Au Luxembourg, Tony (batterie), son frère Ambrosio (basse) et la dizaine d’autres musiciens en devenir avaient «deux références majeures» : Bulimundo, d’abord, qu’ils citent comme «le groupe qui a donné au funaná la place qui lui revenait», formé en 1975 par Katchas, musicien exilé en France et revenu au Cap-Vert au lendemain de l’indépendance – «C’était un vrai génie, qui a repris les chansons des anciens avec guitare, synthé, batterie, et qui a cartonné.»
L’autre modèle, formé au Portugal, s’appelle Tulipa Negra. Tony Furtado : «C’est sur leur musique – une seule, que j’écoutais en boucle – que j’ai appris à jouer de la batterie cap-verdienne», une façon de jouer «sans pause, où il y a toujours un battement», «impossible à apprendre en Europe» et qui donne au funaná son rythme dansant, joyeusement frénétique.
Par la force des choses, le genre revêt aussi une dimension militante. Pilon est de cette génération qui a actualisé le funaná, mais encore trop jeune à l’époque pour connaître les tenants et les aboutissants de l’histoire coloniale.
«C’est bien après qu’on a étudié notre histoire, raconte le leader, celle de la colonisation d’un peuple dont on a voulu annihiler le côté africain, notamment à travers la musique, avec l’interdiction du funaná et du batuque, auxquels on a préféré promouvoir la morna (NDLR : représentée par Césaria Évora), qui garde encore aujourd’hui ce côté officiel.»

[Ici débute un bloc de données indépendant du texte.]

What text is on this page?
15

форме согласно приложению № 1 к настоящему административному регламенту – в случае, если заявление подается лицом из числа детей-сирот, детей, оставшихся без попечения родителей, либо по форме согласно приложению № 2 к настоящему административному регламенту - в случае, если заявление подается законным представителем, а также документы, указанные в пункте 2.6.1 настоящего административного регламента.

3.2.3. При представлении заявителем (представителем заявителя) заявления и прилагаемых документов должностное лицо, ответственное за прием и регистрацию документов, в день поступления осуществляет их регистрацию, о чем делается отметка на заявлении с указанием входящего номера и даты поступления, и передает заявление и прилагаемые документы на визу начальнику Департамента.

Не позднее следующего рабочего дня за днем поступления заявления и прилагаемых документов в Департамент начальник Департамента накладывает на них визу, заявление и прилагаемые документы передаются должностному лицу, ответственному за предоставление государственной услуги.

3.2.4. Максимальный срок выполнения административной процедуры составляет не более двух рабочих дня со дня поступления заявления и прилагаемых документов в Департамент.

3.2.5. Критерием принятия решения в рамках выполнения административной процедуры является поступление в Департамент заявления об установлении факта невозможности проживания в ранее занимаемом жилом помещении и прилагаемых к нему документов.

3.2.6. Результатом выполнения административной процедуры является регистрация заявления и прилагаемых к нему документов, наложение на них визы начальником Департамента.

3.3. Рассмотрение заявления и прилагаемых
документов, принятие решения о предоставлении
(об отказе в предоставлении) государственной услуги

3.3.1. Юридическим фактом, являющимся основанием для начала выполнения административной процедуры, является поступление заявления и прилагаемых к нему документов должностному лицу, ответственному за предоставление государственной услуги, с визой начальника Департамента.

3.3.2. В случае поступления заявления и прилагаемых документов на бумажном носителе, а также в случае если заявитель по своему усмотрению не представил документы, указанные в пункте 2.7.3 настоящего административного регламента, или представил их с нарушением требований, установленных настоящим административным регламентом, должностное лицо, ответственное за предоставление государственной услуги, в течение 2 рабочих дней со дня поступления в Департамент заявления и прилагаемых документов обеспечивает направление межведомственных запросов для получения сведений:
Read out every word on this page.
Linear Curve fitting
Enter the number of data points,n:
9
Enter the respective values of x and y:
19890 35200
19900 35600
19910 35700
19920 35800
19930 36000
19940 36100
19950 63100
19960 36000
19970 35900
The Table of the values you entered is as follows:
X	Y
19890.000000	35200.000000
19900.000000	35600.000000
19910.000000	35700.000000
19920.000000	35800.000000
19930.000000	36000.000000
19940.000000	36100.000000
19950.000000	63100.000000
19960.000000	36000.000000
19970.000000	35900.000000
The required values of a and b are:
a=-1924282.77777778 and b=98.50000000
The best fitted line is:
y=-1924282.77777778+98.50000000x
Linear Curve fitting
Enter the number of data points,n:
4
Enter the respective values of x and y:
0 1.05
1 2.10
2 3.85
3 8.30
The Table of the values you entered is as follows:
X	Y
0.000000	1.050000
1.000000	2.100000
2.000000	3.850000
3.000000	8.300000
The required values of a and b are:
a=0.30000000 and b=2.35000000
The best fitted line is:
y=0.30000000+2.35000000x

Revendiquant leur «instinct politique», depuis l’époque où ils chantaient Mundo d’yvolução, avec des paroles qui «enjoignaient les jeunes à aider les anciens à faire évoluer le Cap-Vert, alors soumis au parti unique», les musiciens le font aussi et surtout par la langue créole qui est «naturellement» celle de leurs chansons : «On a 50 ans d’indépendance, 30 ans de démocratie, mais la langue officielle est toujours le portugais, alors même que tout le monde parle le cap-verdien (…) C’est quelque chose qui nous tiraille, qui nous dérange un peu.»
Séparations et bricolages
Il y a des hasards à voir comme une manifestation du destin : la brasserie de Bonnevoie dans laquelle nous rencontrons Tony Furtado se situe au croisement de la rue des Trévires, où Tony, Ambrosio et leurs parents se sont installés à leur arrivée au Luxembourg, «au numéro 3», et où ils sont restés vingt ans.

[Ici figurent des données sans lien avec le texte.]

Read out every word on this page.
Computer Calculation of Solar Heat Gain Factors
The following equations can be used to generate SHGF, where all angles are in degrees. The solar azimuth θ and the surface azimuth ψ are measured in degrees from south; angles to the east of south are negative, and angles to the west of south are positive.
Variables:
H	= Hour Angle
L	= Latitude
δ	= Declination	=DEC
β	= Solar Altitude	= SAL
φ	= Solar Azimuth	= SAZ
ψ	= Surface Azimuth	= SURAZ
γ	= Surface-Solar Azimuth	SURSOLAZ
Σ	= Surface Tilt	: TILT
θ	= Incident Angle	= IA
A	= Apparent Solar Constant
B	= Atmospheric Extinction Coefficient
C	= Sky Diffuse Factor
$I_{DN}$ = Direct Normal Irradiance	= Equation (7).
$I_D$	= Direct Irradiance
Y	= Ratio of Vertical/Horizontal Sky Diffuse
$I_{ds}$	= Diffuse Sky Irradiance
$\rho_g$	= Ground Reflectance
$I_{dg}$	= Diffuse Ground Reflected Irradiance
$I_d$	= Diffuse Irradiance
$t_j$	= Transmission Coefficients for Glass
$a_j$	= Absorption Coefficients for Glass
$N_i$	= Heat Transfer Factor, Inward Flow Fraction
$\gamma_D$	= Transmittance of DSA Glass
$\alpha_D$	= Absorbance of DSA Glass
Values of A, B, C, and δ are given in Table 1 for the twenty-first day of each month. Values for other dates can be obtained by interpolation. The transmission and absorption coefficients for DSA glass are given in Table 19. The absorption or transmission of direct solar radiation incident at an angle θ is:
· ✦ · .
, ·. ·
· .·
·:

Et de réfléchir au passé récent de ce quartier populaire occupé plus de trente ans par la diaspora cap-verdienne et que le temps a eu vite fait de gentrifier, au profit de populations plus jeunes, plus aisées, moins mixtes.

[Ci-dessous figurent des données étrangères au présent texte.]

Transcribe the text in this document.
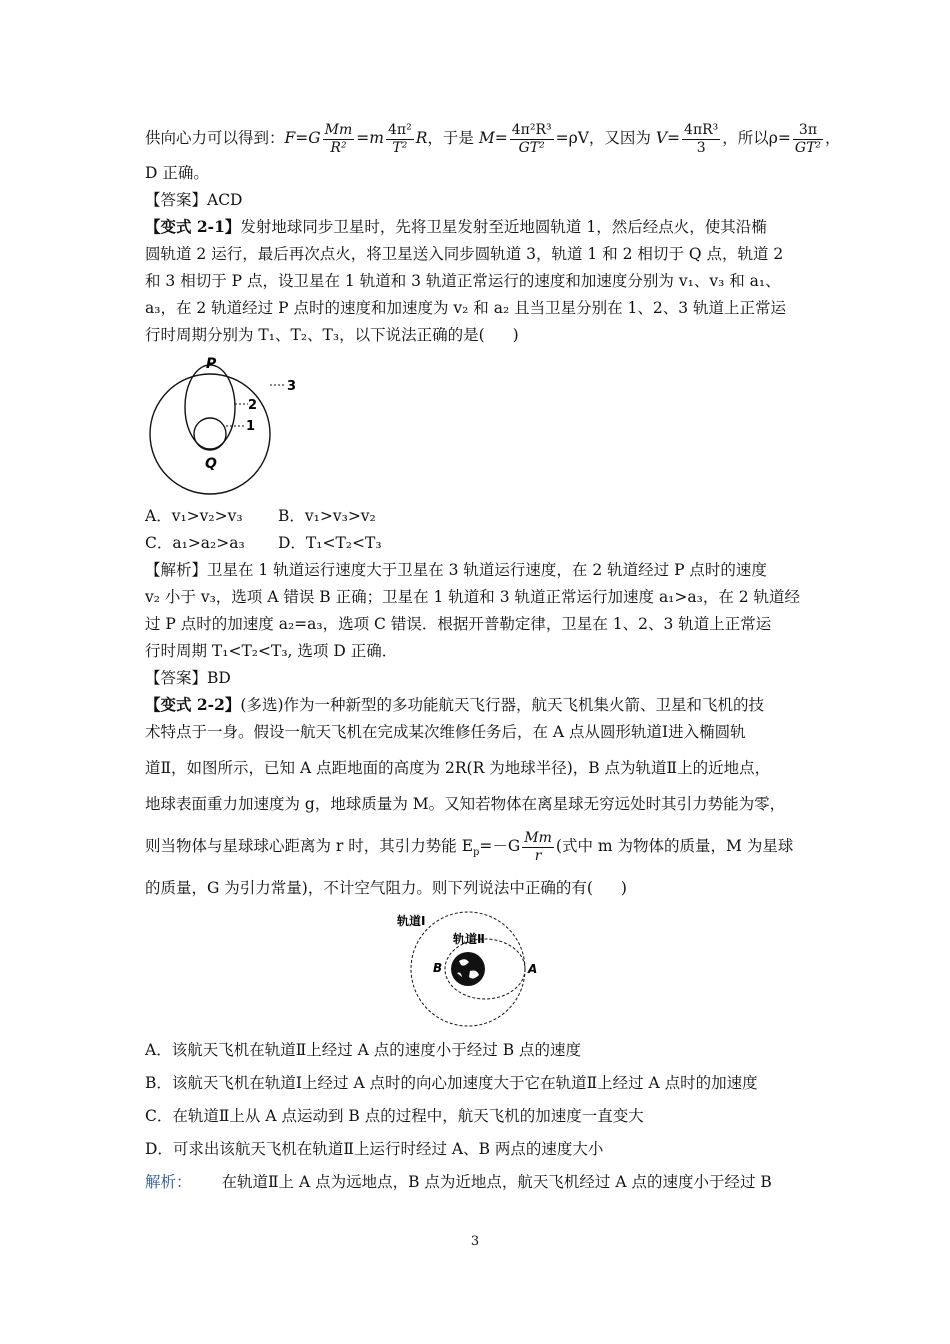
供向心力可以得到：$F=G \frac{Mm}{\text{R²}} =m \frac{\text{4π²}}{\text{T²}}$ R，于是 $M= \frac{\text{4π²R³}}{\text{GT²}} =\rho V$，又因为 $V= \frac{\text{4πR³}}{3}$ ，所以$\rho= \frac{3\pi}{\text{GT²}}$ ，
D 正确。
【答案】ACD
【变式 2-1】发射地球同步卫星时，先将卫星发射至近地圆轨道 1，然后经点火，使其沿椭
圆轨道 2 运行，最后再次点火，将卫星送入同步圆轨道 3，轨道 1 和 2 相切于 Q 点，轨道 2
和 3 相切于 P 点，设卫星在 1 轨道和 3 轨道正常运行的速度和加速度分别为 v₁、v₃ 和 a₁、
a₃，在 2 轨道经过 P 点时的速度和加速度为 v₂ 和 a₂ 且当卫星分别在 1、2、3 轨道上正常运
行时周期分别为 T₁、T₂、T₃，以下说法正确的是( )
P
Q
3
2
1
A．v₁>v₂>v₃ B．v₁>v₃>v₂
C．a₁>a₂>a₃ D．T₁<T₂<T₃
【解析】卫星在 1 轨道运行速度大于卫星在 3 轨道运行速度，在 2 轨道经过 P 点时的速度
v₂ 小于 v₃，选项 A 错误 B 正确；卫星在 1 轨道和 3 轨道正常运行加速度 a₁>a₃，在 2 轨道经
过 P 点时的加速度 a₂=a₃，选项 C 错误．根据开普勒定律，卫星在 1、2、3 轨道上正常运
行时周期 T₁<T₂<T₃, 选项 D 正确．
【答案】BD
【变式 2-2】(多选)作为一种新型的多功能航天飞行器，航天飞机集火箭、卫星和飞机的技
术特点于一身。假设一航天飞机在完成某次维修任务后，在 A 点从圆形轨道Ⅰ进入椭圆轨
道Ⅱ，如图所示，已知 A 点距地面的高度为 2R(R 为地球半径)，B 点为轨道Ⅱ上的近地点，
地球表面重力加速度为 g，地球质量为 M。又知若物体在离星球无穷远处时其引力势能为零，
则当物体与星球球心距离为 r 时，其引力势能 $E_p=-G \frac{Mm}{r}$ (式中 m 为物体的质量，M 为星球
的质量，G 为引力常量)，不计空气阻力。则下列说法中正确的有( )
轨道Ⅰ
轨道Ⅱ
B	A
A．该航天飞机在轨道Ⅱ上经过 A 点的速度小于经过 B 点的速度
B．该航天飞机在轨道Ⅰ上经过 A 点时的向心加速度大于它在轨道Ⅱ上经过 A 点时的加速度
C．在轨道Ⅱ上从 A 点运动到 B 点的过程中，航天飞机的加速度一直变大
D．可求出该航天飞机在轨道Ⅱ上运行时经过 A、B 两点的速度大小
解析： 在轨道Ⅱ上 A 点为远地点，B 点为近地点，航天飞机经过 A 点的速度小于经过 B
3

Témoin de cette évolution, ce porteur d’une mémoire encore bien vivante, mais largement passée sous silence, la rapproche volontiers du sort qu’a connu sa musique : «Au Pays de Galles, un DJ qui passait après nous jouait les musiques cap-verdiennes des années 1980. Ça m’a fait réaliser que notre révolution musicale a eu lieu il y a 40 ans (…) Il nous a paru flagrant que le funaná est valorisé par les étrangers quand, au Cap-Vert, on l’a abandonné.»
Globalement absent depuis la sortie de Di Volta, en 1997, Grupo Pilon est revenu en force par un chemin «inespéré» : leur découverte par le label new-yorkais Ostinato Records, dédié aux rééditions d’albums méconnus de musiques du monde, après que son fondateur, Vic Sohonie, «était tombé sur notre premier album… à Boston», s’étonne Tony Furtado Gomes.
«Il était fou amoureux d’une chanson, Rabés, et après quelques recherches sur internet, a fini par nous trouver.» La compilation Leite Quente Funaná de Cabo Verde, publiée en 2019, reprend une sélection de titres issus de leurs trois premiers disques. «On s’est rendu compte que notre musique parlait aux gens. Ça veut dire qu’on ne s’était pas trompés!»
Une victoire qu’ils savourent depuis sur les scènes «internationales», des États-Unis au Cap-Vert et un peu partout en Europe, et qui conjure, même en partie, une histoire quelque peu tumultueuse, qui pourrait se résumer à un seul fait : l’histoire derrière Tradição (1994), leur premier album. «Ce disque, c’était un album de séparation», synthétise Tony Furtado.
Retour en 1993 : Pilon a bientôt dix ans et s’est produit partout auprès de la communauté cap-verdienne du Luxembourg. «Et puis le chanteur a voulu arrêter.» L’idée d’un disque-relique, garant de leur tradition, est mise en route, et «à notre grande surprise, l’album a été un succès».
Mais avec lui ont commencé les «frictions», qu’ils ont tenté de résoudre sur un deuxième disque… avec l’effet inverse de celui escompté. «Le groupe a carrément explosé! Mon frère et moi, on n’a jamais voulu arrêter, mais continuer à deux, c’était compliqué», raconte Tony.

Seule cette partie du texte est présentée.